John Bunyan’s Pilgrim’s Progress is a masterpiece of Christian writing. Indeed, it has sometimes been referred to as an example of ‘inspired’ writing, with the intention of thereby demoting the idea of biblical inspiration to that of any other insightful spiritual writing.
But this will not work. The Baptist theologian A.H. Strong (following W.H.P. Faunce) suggested that, great as it is, Pilgrim’s Progress actually falls short of scriptural teaching about the Christian life in some important ways:-
1. In its despair of this world, The Pilgrim has to leave this world in order to be saved. But as Christians we long to do God’s will here, and to save others instead of forsaking them.

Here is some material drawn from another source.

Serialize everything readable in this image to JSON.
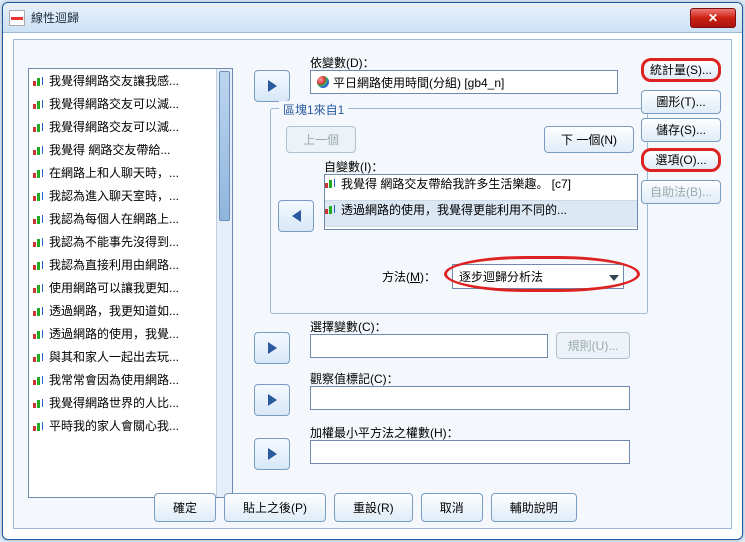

2. In its agony over sin and frightful conflict, Bunyan illustrates true Christian experience better by Christiana and her children who go through the Valley and the Shadow of Death in the daytime, and without conflict with Apollyon.
3. In the constant uncertainty of the issue of the Pilgrim’s fight, Christian enters Doubting Castle and meets Giant Despair, even after he has won most of his victories. But a more biblical faith believes that, “at evening time there shall be light” – (Zechariah 14:7).
4. In the constant conviction of an absent Christ, Bunyan’s Christ is never met this side of the Celestial City. The Cross at which the burden dropped is the symbol of a sacrificial act, but it is not the Savior himself. But we trust in a Christ who lives in us and with us today, and not simply a Christ whom we hope to see at the end of the journey.